Saturday, March 28, 2015

Conservative Economics


Recently, I remarked to a conservative friend that I thought Paul Krugman’s writing was among the best I’d ever read. He replied that I should read the Wall Street Journal to get a more balanced perspective.

I let that pass, but if I’d been more assertive I’d have stated that I don’t want to pay a chunk of dollars every month to read people advocating antediluvian economic theories.


A key conservative argument, and one omnipresent on the editorial pages of the WSJ, is that the government‘s budget should operate in the same as a family budget--you can’t spend more than you earn.

To anyone who has studied economics (and paid attention), this kind of thinking is absurd.

If living within your means was a universal economic principle, banks wouldn’t loan more than the sum of their deposits.  Anything more and the business is going beyond its means!

Of course, if banks did choose to act like families, the economy would be in real trouble.

I don’t agree that “deficits don’t matter” (the author of that quote was the conservative Dick Cheney). Clearly, it’s best to keep deficits and debts low. But there are times when deficits can be helpful, and the situation after the Great Recession was one of them.

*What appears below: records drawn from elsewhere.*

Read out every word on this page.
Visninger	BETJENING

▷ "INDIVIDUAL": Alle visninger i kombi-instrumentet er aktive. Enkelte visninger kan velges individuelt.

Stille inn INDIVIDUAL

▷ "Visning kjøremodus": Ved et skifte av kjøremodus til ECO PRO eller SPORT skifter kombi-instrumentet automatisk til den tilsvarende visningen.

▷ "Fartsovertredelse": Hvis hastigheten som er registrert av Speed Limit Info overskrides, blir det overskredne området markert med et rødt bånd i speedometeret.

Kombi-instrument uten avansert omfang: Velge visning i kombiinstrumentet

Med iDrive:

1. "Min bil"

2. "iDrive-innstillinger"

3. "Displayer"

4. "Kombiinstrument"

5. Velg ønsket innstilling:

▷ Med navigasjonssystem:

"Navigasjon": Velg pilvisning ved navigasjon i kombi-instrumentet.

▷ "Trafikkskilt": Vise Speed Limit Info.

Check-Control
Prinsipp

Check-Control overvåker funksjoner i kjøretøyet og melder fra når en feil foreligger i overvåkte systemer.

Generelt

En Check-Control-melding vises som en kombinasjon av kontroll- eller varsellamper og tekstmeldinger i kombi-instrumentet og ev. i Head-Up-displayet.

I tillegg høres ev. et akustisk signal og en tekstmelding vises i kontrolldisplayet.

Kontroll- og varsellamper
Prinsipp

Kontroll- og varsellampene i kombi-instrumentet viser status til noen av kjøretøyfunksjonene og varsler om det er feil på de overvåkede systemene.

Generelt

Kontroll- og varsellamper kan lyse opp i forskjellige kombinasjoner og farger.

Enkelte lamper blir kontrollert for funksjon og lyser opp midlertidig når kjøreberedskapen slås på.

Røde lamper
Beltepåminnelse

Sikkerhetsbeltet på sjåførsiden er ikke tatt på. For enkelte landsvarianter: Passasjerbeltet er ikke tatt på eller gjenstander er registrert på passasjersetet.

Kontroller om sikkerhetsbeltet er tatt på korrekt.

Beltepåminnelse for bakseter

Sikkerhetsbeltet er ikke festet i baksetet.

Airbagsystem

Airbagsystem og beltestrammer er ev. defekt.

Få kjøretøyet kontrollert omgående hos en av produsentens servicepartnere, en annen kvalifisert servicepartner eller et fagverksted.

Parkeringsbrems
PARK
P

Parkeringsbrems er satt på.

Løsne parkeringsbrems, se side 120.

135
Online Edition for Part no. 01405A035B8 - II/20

Another assertion of the WSJ, that government should primarily adhere to business views on how to manage the economy, is equally problematic.

Of course we should listen to business; the voices of business leaders are important and markets are at the core not just of our economy but of our way of life. I’m not a political conservative, at least not in the extremist context of the current U.S. Republican party, but I’m very much a believer in markets. Without markets, we’d lose both efficiency and innovation.

Certainly, we’ve had important failures of government that stemmed from not paying enough attention to business. For example, the stimulus that began in 2008 failed to have the expected impact because economists thought at the macro scale and didn’t appreciate what banks would do with the money (they did the banking equivalent of putting it under the mattress).

But should business be the primary advisor to our government?

No.

Businesses don’t have incentives to improve the overall economy; their incentives are to raise profits. If the two align, that’s good, If not, my business comes first and the economy can take care of itself.

To illustrate, consider the case of the cable TV companies. Most experts in technology and economics agree that higher internet speeds and lower costs would sharply improve the economy, both in the short and especially in the long term. The barrier to this promised land, we’re told, is that the cable companies have a stranglehold on bandwidth and won’t lower their huge profits to improve access and lower prices.

But it’s ridiculous to think that cable executives will trade lower profits for a better overall economy. They’d be fired, after which the shareholders would sue to claw back their bonuses. “We didn’t hire you to help the shareholders of other companies,” they’d say.

Not only is it the case that corporate executives don’t always pay much attention to the overall economy, it’s also true we can’t always count on businesses knowing their own business.

I’ll eschew the cheap shot and not go into companies like Enron, Blackberry, and the countless other clowns of the marketplace.

Instead, let’s take three companies that had eminently capable leadership but still had major missteps:
·       IBM failed to appreciate the importance of small systems right up to the point of its near bankruptcy;
·       Microsoft, despite having a leader who very much appreciated the issue of disruptive change, still nearly missed the Internet; and
·       Intel, a brilliant long term performer in microprocessors, failed to understand the market shift to low-power mobile systems until it was almost too late.

The problem in all three cases was that corporate boards would have had to agree to forgo short-term profit to switch to a clearly identified emergent area. They were dangerously reluctant to do that.

Do we want that short term thinking to dominate government?

US conservatives are not alone in simplistic economic strategies.

The “country budget like a family budget,” school of thinking currently dominates Germany and as a result also the EU.

But it’s pretty much understood in Europe that Germany’s policies aren’t the result of the nation’s best thinking about overall economic growth, nor do people in the EU think Agnela Merkel and her crew are dumb enough to get their inspiration from the editorial pages of the Wall Street Journal.
Instead, Germany’s policies stem from domestic politics, where Merkel has to deal with the equivalent of the American conservative “base.” The famed, miserly “Swabian housewife” is running Europe.

And now to a fundamental economic problem. Radicals of the right and left have always pitched simplistic solutions. It’s a feature of elections, and even common in non-democratic systems.
Advocating simple solutions to complex problems is the essence of populism as well as the shield of many ideologies.

The problem for politicians is, if you get elected on the basis of simplistic solutions, your policy when you’re in power has to align with that.

If you pitch your economic arguments to get Joe Sixpack’s vote (or Heinrich Halbe’s), then Joe becomes your chief economic advisor.

Not for me. I despise ideological approaches. On the contrary, I believe that, because the world is inherently complicated, simple solutions are almost never possible. To do better in every sphere—government, business, private organizations—we will have to continually study the available evidence and constantly make challenging decisions that are rarely going to be of the “bright line” variety. There will be very few situations where actions are obvious and have no serious downsides.


I’ll continue to read the dwindling number of responsible conservatives, but Paul Krugman will remain my personal chief economic advisor.